Милиционер стоял в воротах и смотрел, как Иван Стефаныч совался туда и сюда, и спокойно дожидался, когда тот набегается и выйдет к нему, так как видел (и знал), что другого выхода с этого двора не было. Он даже стал раскуривать потухшую папиросу. На одну секунду только опустил глаза на кончик папиросы. А когда поднял (пыхнув дымом) – Ивана Стефаныча  во дворе не было. Так-таки вот был – и нету!
Милиционер оторопело смотрел на наваждение: двор был весь на виду (и он хорошо знал этот двор!), и забор стоял на месте. Гражданин бежал прямо на забор и вдруг – пропал.
Патрульный бросился к мотоциклу. Сообщил по рации о случившемся и стал разворачивать мотоцикл с коляской.
Иван же Стефаныч меж тем (сам не понимая, что произошло) неожиданно очутился на том самом пустыре около парка, где стояла вонючая пивнушка. Тут только, отдышавшись, он сообразил, что (когда он ударился лбом о забор) доски в заборе разошлись, так как специально кем-то были отодраны снизу и ловко держались на одних лишь верхних гвоздях. (И перекладины нижней не было). Так что: когда он проскочил сквозь доски, они тут же за ним и сомкнулись.
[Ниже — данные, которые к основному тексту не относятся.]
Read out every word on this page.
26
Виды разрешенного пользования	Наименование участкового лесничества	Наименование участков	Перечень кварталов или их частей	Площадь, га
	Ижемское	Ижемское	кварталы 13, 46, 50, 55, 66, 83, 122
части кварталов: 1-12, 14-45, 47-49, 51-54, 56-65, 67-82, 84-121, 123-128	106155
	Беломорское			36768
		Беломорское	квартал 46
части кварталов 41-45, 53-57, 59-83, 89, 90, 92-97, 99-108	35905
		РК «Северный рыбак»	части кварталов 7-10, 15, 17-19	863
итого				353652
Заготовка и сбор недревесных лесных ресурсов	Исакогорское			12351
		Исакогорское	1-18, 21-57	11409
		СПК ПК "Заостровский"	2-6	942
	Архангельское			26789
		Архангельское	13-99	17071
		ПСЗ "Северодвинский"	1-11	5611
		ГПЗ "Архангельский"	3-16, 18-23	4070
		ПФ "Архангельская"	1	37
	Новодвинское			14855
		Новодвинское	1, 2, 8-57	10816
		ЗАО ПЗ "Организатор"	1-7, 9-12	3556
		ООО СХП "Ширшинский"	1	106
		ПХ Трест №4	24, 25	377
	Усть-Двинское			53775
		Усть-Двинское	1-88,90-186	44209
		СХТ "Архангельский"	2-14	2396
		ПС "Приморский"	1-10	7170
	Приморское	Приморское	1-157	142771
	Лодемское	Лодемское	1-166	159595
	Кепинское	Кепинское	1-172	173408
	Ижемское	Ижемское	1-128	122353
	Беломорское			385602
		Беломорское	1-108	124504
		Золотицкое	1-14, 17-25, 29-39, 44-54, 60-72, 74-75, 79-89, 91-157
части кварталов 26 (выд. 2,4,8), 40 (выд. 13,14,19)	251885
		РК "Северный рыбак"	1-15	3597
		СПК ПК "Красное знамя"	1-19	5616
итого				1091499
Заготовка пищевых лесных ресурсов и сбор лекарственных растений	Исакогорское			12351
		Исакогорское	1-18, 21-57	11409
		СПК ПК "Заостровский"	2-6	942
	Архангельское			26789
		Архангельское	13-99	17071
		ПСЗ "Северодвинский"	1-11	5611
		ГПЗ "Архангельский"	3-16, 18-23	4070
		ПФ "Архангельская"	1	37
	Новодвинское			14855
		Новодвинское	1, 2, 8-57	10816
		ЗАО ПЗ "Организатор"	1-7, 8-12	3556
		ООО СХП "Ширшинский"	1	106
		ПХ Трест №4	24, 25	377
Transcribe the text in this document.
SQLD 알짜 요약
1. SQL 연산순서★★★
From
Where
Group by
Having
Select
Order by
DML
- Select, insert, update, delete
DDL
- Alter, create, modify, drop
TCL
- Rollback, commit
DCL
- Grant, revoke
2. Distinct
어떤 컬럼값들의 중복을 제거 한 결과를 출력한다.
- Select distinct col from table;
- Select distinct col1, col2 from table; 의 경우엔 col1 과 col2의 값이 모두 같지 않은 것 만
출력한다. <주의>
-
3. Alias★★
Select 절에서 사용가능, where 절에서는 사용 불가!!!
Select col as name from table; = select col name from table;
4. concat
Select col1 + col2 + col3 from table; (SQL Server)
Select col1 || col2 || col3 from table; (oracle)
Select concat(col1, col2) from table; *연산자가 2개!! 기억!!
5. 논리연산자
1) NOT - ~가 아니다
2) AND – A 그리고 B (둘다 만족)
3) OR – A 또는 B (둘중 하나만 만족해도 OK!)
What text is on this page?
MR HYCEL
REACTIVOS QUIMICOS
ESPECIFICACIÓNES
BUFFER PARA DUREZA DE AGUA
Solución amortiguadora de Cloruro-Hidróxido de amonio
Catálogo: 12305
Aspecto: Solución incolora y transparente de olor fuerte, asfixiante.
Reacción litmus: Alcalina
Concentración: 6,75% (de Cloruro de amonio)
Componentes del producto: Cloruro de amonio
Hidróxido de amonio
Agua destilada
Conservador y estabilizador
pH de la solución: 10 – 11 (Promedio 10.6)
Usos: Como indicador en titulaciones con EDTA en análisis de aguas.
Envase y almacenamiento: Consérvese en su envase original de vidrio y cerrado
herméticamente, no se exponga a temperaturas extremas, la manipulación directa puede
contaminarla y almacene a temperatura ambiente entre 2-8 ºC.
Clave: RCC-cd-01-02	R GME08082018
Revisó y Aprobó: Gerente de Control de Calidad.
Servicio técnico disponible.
(Везде были понастроены заборы, причём именно там и так, чтоб людям неудобно было ходить. Но живая потребность всё равно пробивала себе дорогу, как её не перегораживали, и находила себе выход. Так было и с этими досками).
Теперь до «того» забора (с котёнком) оставалось немного, но Иван Стефаныч потерял (от удара о забор) направление и выбился из сил. Ноги у него дрожали.
Долго плутал он по ночным, слякотным (и теперь каким-то незнакомым) улицам: всё было, после истории с мотоциклом, чужим, враждебным и ненужным. «Ты что тут делаешь?!» – казалось, дожидался его окрик за каждым углом.
Наконец, ему помнилось, что вот он «тот самый» добротный забор с колючей проволокой вокруг сада. Вот он угол с нарушенной колючкой, а вот и щель. Иван Стефаныч наклонился к щели и позвал: «Кс-кс…» Было тихо, темно, промозгло…Только пар вылетал шумно изо рта…Около щели (как и тогда) лежали мотки колючей проволоки.
Иван Стефаныч обошел вокруг: «Кс-кс!..Ну, найдись!» – шептал он. – Появись! Как же ты мне нужен! Возьму, отогрею…Пусть хоть умрёшь, но дома. В тепле…»
НЕТУ!
Зайти в дом, спросить: не видали ли чёрного котёнка?..
Да ведь НОЧЬ!
Приложился к ещё одной щели: рассмотрел чёрные сучья яблонь, полуразрушенный сарай, не то «баня» (зачем баня в городе?! – мелькнуло в голове). Подтянулся на руках: в том конце усадьбы – стоял на высокой подставе – хороший, крепкий, деревянный дом (о каком всю жизнь почему-то мечтал Иван Стефаныч): с террасой, пристройками, крыльцами; с высокими воротами слева от него. (Не любил всё-таки Иван Стефаныч многоквартирных, коммунальных современных домов. Гены, что ли? – Отец был из крестьян, и нередко, скучая в городе у сына, донимал рассказами о том, как пахнет сосной в «настоящей» избе и сенными травами во дворе. «А не бензином да асфальтом, как у вас», – добавлял он). Но никак Иван Стефаныч не мог «добраться» до такого дома, «дома детства»: НЕ БЫЛО ТУДА ПУТИ. Да и свербело (задолбленное в голове пропагандой): «Кулацкое это всё, кулацкие частно-собственнические пережитки». И он, с непонятной даже  неприязнью, оглядывал сейчас и дом этот, и добротные ворота «под крышей» (чтоб не гнили от дождя) и – то ли завидовал, то ли осуждал. И решившись, зашёл всё-таки со стороны ворот и подёргал за медное кольцо тяжёлую, утопленную глубоко в забор (как в амбразуре) калитку…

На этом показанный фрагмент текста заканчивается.